The foregoing description is only illustrative of the preferred embodiments of the present invention and is not to be construed as limiting the scope of the invention, and it will be appreciated by those skilled in the art that equivalent substitutions and obvious variations may be made using the description and illustrations of the present invention, and are intended to be included within the scope of the present invention.

Claims

1. An automatic segmentation neural network subgraph method applied to an AI heterogeneous compiler is used for segmenting operator nodes deployed to different computing units in a neural network computation graph into different neural network computation subgraphs, and is characterized by comprising the following steps:

step S1, creating a node list;

2. The automatic slicing neural network subgraph method of claim 1 further comprising, prior to step S6: judging whether the neural network calculation graph is empty or not;

if not, turning to the step S3;

if yes, turning to the step S6.

3. The automatic slicing neural network subgraph method of claim 1 wherein step S6 includes the steps of:

step S60, creating a sub-graph queue warehouse to store sub-graph node queues;

step S61, acquiring a current first node from the node list;

if yes, go to step S63;

if not, turning to step S64;

step S65, repeating the steps S61-S62 until the node list is empty;

4. The automatic slicing neural network subgraph method of claim 3 further comprising, prior to step S61:

judging whether the node list is empty or not;

if not, turning to the step S61;

if yes, go to step S66.

5. The automatic slicing neural network subgraph method of claim 3 wherein in step S64 the color of the new subgraph node queue is the same as the color of the current first node in the node list.

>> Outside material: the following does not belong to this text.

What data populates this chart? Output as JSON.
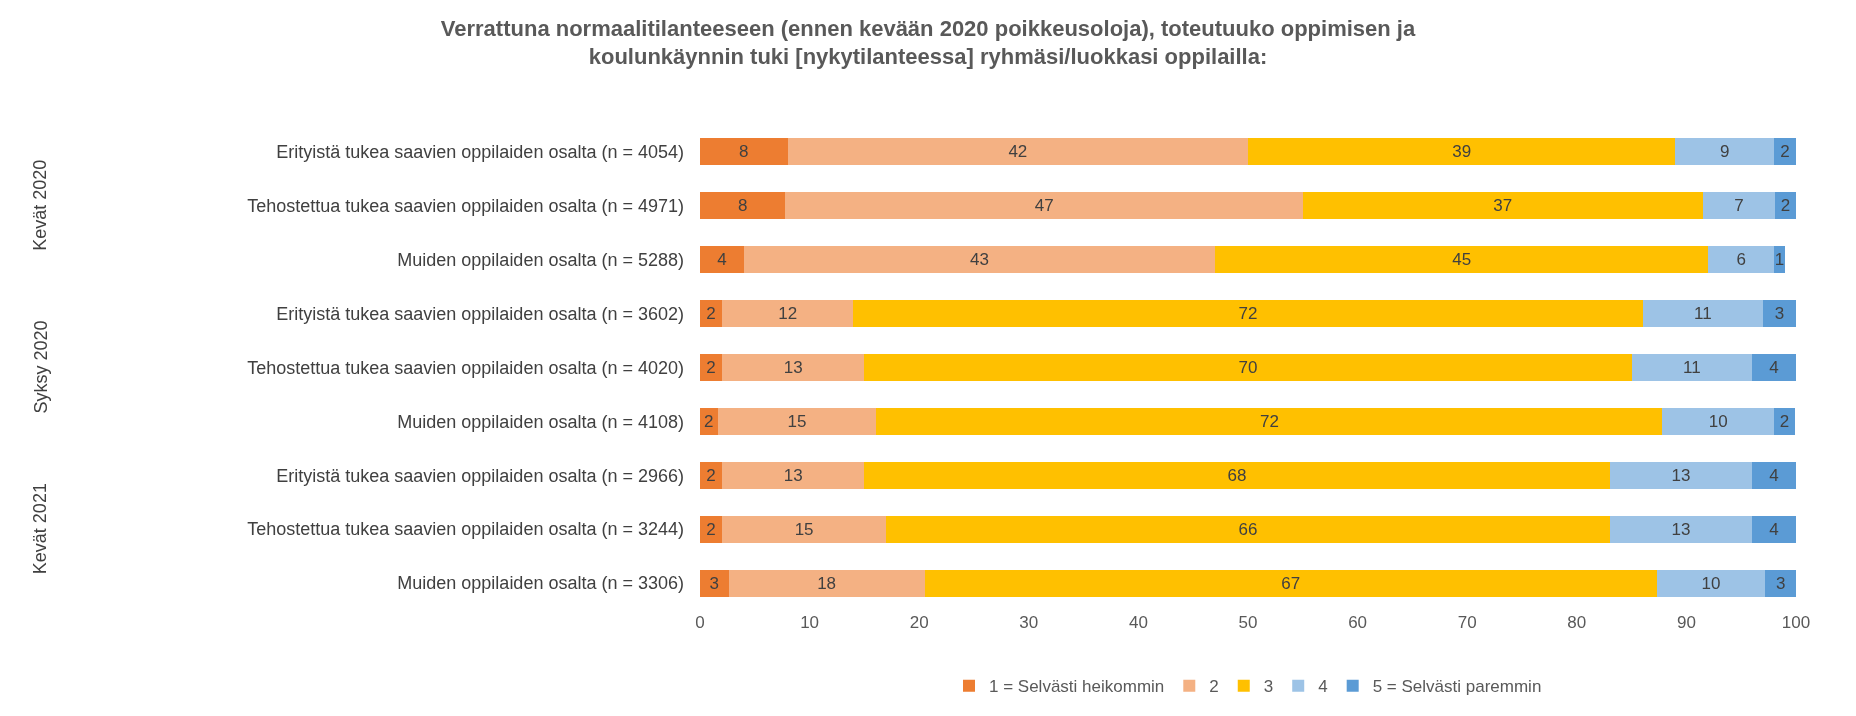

6. The automatic slicing neural network subgraph method of claim 1 wherein in the automatic slicing neural network subgraph method, the neural network computation graph is divided into a plurality of the neural network computation subgraphs and deployed for computation on different computation units.

7. The automatic slicing neural network subgraph method of claim 6 wherein different ones of the computing units include a central processor, a graphics processor and a digital signal processor.